Secret Service Refused to Use Drones: Whistleblower

More whistleblowers have come forward to Sen. Josh Hawley’s (R-MO) office, claiming that the Secret Service turned down an offer from local law enforcement to use drones during Donald Trump’s July 13 rally.

In a letter to Homeland Security Secretary Alejandro Mayorkas, Hawley wrote that FBI Director Christopher Wray “confirmed that the shooter was operating the drone approximately two hours before President Trump took the stage in Butler, Pennsylvania.”

“This raises an obvious question: why was the U.S. Secret Service (USSS) not using its own drones?” the senator asked.

He wrote that one whistleblower said that the Secret Service “repeatedly denied offers from a local law enforcement partner to utilize drone technology to secure the rally.”

“This means that the technology was both available to USSS and able to be deployed to secure the site,” Hawley noted. “Secret Service said no.

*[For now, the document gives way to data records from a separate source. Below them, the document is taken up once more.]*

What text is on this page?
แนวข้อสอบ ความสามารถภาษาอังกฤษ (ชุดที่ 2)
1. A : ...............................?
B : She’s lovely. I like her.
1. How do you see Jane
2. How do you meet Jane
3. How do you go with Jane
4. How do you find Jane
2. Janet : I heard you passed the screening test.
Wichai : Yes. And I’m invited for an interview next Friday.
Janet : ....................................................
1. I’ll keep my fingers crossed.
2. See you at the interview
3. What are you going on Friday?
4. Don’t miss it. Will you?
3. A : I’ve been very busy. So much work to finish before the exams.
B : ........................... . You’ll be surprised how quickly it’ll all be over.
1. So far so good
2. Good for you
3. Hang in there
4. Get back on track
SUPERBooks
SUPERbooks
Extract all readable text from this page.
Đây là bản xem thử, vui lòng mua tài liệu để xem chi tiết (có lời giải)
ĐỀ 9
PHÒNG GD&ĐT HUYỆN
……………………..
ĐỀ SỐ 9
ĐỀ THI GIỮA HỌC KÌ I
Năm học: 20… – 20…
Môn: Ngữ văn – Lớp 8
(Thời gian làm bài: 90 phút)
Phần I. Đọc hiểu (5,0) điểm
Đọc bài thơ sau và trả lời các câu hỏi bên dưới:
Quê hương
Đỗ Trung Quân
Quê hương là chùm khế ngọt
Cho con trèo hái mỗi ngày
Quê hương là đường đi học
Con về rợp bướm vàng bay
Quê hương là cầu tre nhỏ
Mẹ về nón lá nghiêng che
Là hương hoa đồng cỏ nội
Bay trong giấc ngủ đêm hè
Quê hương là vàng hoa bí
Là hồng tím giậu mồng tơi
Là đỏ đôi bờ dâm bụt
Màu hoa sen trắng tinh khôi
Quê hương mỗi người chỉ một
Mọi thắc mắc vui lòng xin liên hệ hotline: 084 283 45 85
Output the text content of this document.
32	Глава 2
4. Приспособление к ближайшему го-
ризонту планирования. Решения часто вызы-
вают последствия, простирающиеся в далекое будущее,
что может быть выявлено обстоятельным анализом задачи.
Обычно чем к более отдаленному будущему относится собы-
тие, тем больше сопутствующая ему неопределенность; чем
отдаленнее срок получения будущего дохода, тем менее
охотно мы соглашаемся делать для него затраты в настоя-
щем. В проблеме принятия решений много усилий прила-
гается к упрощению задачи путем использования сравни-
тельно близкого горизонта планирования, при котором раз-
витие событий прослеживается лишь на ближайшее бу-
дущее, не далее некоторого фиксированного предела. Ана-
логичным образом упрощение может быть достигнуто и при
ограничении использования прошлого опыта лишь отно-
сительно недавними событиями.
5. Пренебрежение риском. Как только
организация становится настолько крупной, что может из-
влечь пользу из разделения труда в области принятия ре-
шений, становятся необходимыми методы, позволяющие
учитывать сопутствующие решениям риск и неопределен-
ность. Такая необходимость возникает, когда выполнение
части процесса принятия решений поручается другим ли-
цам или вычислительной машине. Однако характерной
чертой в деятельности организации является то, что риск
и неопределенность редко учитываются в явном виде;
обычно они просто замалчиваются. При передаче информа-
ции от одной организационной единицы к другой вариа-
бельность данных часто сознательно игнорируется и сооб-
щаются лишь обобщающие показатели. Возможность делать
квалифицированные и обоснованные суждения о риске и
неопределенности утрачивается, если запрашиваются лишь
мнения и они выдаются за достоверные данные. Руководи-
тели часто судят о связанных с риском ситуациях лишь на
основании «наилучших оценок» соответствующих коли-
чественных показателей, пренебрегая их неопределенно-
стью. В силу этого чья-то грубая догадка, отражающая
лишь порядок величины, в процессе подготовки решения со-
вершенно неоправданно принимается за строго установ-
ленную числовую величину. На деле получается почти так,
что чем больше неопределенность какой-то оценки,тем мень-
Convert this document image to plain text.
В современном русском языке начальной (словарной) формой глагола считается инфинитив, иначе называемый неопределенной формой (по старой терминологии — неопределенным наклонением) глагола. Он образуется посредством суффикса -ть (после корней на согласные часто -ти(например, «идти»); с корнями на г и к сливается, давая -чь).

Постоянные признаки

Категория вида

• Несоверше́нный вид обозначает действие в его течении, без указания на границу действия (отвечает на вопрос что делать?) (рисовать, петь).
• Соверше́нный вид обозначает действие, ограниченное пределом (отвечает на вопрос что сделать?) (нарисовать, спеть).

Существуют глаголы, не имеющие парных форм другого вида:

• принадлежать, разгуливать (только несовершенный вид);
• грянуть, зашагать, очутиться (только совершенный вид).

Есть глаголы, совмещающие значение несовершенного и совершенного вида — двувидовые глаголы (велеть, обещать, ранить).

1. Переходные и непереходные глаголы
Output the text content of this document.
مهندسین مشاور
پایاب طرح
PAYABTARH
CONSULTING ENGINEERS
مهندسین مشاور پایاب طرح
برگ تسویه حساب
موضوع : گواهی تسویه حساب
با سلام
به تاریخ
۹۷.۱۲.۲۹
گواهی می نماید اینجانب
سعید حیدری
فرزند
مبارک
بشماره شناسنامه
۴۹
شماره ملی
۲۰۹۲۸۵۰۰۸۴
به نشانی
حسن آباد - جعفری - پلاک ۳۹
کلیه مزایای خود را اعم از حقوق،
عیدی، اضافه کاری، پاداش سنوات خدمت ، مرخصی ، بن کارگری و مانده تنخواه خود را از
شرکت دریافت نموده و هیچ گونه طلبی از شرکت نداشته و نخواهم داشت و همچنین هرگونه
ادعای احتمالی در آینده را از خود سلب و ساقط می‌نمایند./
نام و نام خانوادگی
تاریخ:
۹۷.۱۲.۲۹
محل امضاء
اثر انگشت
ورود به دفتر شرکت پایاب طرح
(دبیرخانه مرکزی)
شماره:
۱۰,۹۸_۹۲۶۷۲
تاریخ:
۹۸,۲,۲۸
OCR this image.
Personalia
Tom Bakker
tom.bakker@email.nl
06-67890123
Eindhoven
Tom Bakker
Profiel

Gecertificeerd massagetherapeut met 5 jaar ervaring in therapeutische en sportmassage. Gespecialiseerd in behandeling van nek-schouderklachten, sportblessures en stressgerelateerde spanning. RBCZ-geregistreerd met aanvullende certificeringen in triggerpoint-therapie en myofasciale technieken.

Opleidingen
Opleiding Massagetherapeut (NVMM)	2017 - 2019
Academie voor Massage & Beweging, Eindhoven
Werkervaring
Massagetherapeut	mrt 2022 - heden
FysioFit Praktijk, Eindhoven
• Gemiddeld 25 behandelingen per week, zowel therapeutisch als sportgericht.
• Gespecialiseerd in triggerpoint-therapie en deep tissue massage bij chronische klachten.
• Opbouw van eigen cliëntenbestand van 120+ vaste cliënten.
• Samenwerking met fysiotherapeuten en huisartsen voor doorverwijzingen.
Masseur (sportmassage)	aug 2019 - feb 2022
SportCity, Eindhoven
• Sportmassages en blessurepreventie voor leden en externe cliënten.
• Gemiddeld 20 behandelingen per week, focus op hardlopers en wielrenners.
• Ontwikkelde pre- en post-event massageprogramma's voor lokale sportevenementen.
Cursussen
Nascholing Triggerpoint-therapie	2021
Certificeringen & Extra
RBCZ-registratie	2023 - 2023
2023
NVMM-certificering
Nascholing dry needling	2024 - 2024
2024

The whistleblower further alleges that after the shooting took place, USSS changed course and asked the local partner to deploy the drone technology to surveil the site in the aftermath of the attack.”

The drones offered to USSS were not only able to “identify active shooters,” he wrote, “but also to help neutralize them.”

Hawley then called Mayorkas to testify next week about the “staggering” security failures.

A whistleblower recently informed Hawley’s office that the Secret Service abandoned the site where the shooter was later located due to “hot weather.”

Heat concerns “prompted law enforcement to forego patrolling Building 6 and instead to station security personnel inside the building,” the whistleblower alleged.